The prime minister suggests that racial polarisation is perpetuated by the growing vernacular schools and this draws flak from those who support vernacular education as a matter of right to mother-tongue education.
Maybe they are right too. The prime minister and all the Umno ministers will never admit that polarisation arises more out of the race-based policies and privileges one race gets over another.
The NEP has used a number of terminologies which have carved acceptance and sympathy in our minds for the necessity of so many of these policies and the manner in which these have been put to practice.

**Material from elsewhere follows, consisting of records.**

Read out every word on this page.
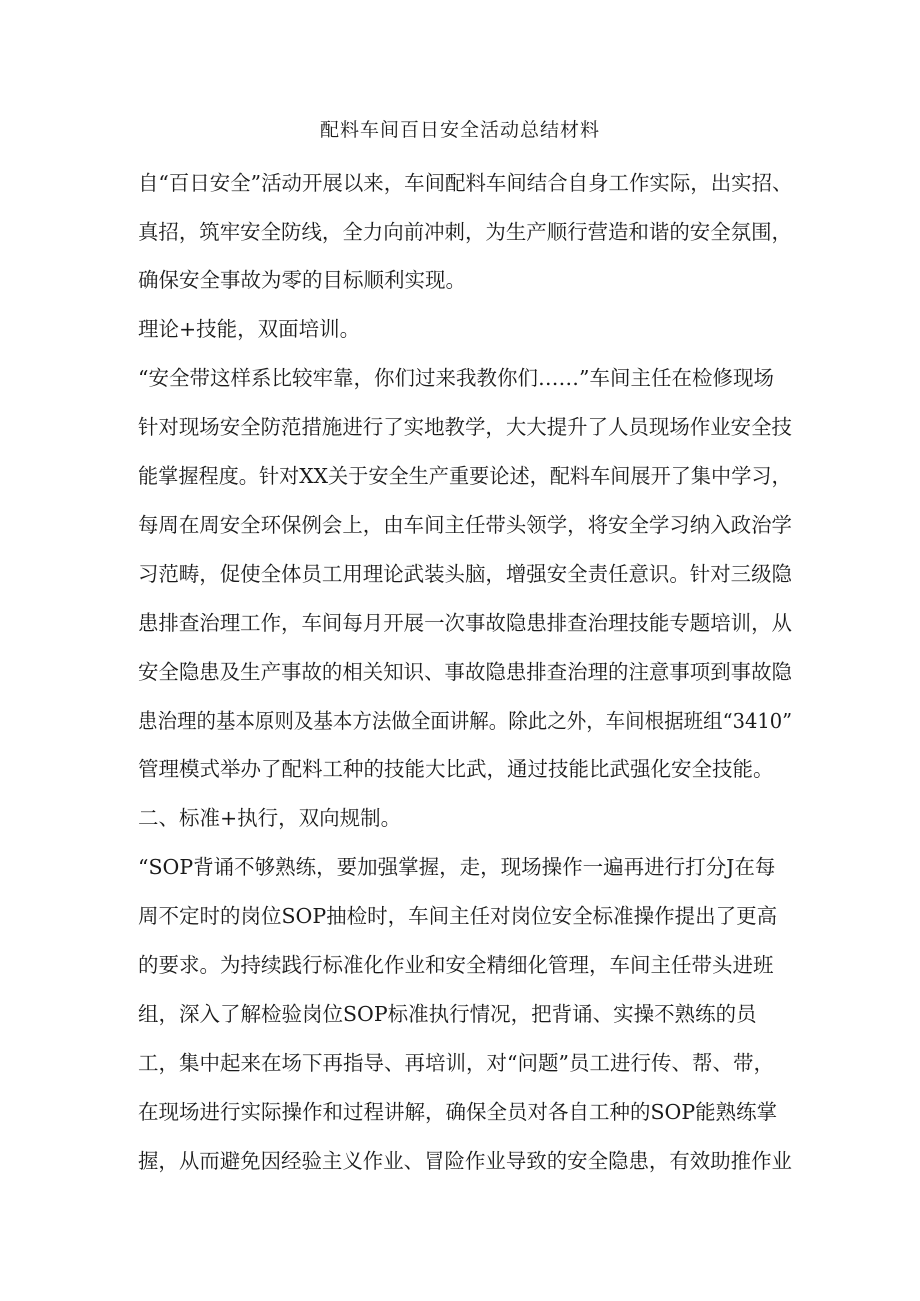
配料车间百日安全活动总结材料
自“百日安全”活动开展以来，车间配料车间结合自身工作实际，出实招、
真招，筑牢安全防线，全力向前冲刺，为生产顺行营造和谐的安全氛围，
确保安全事故为零的目标顺利实现。
理论+技能，双面培训。
“安全带这样系比较牢靠，你们过来我教你们……”车间主任在检修现场
针对现场安全防范措施进行了实地教学，大大提升了人员现场作业安全技
能掌握程度。针对XX关于安全生产重要论述，配料车间展开了集中学习，
每周在周安全环保例会上，由车间主任带头领学，将安全学习纳入政治学
习范畴，促使全体员工用理论武装头脑，增强安全责任意识。针对三级隐
患排查治理工作，车间每月开展一次事故隐患排查治理技能专题培训，从
安全隐患及生产事故的相关知识、事故隐患排查治理的注意事项到事故隐
患治理的基本原则及基本方法做全面讲解。除此之外，车间根据班组“3410”
管理模式举办了配料工种的技能大比武，通过技能比武强化安全技能。
二、标准+执行，双向规制。
“SOP背诵不够熟练，要加强掌握，走，现场操作一遍再进行打分J在每
周不定时的岗位SOP抽检时，车间主任对岗位安全标准操作提出了更高
的要求。为持续践行标准化作业和安全精细化管理，车间主任带头进班
组，深入了解检验岗位SOP标准执行情况，把背诵、实操不熟练的员
工，集中起来在场下再指导、再培训，对“问题”员工进行传、帮、带，
在现场进行实际操作和过程讲解，确保全员对各自工种的SOP能熟练掌
握，从而避免因经验主义作业、冒险作业导致的安全隐患，有效助推作业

The ramifications in all this can be seen in the education demographics. Is it a surprise that hardly five percent of Chinese study in regular government schools? The Chinese educationists seem to think the demand for Chinese education has to do with its superiority over national-type education.
However, we should recognise that there was a time towards the late 1960s when the Chinese schools were in dire straits because of the preference for English-medium schools which were there for purely educational reasons - unlike today's national-type education which is there also for purely political reasons.
Leaders of MCA, MIC, Gerakan and DAP champion vernacular education as if it is something sanctimonious and sacred to maintaining their identity. However, one laughs at the hollowness of their arguments when one sees how soon new migrants to the West out of India and China are willing for their children to grow up with no link to mother-tongue education at all.
This so-called demand for vernacular education in Malaysia is more of a rejection of the alternative offered by the government than a preference for a better education system. If only all parties can come to terms with this, then maybe the polarisation factor can be stymied before it turns malignant.
Unfortunately, proponents of vernacular education prefer to romanticise mother-tongue education to the point that talking against it might even be taken to sound seditious.
Similarly, there are other areas of our daily lives where terminologies used have made us view certain practices as privileges rather than sacrifices. For instance, the bumiputera discount for houses.
When you say discount, it sounds like as if the developer gives a discount or takes a loss from the total sales. But really, that is not the case. The total sale value to the developer is still the same. It is just that the non-bumi buyer is likely to be required to pay for some of the discount given to the bumis.
Somehow looking at it this way, it may not sound savoury. But the longer the NEP's policies continue and the greater the vehemence with which Umno politicians issue threats , terminologies will change and more people will talk about these policies or practices in words that may not sound as pleasing to the ears of the beneficiaries.
Obviously, at that point we shall probably see a new round of disagreements and discriminations. Unfortunately, as long as only weak people take on leadership roles within Umno, threats will continue, NEP policies will be sustained and corruption will prevail.
That unfortunately is the legacy we have as Malaysians.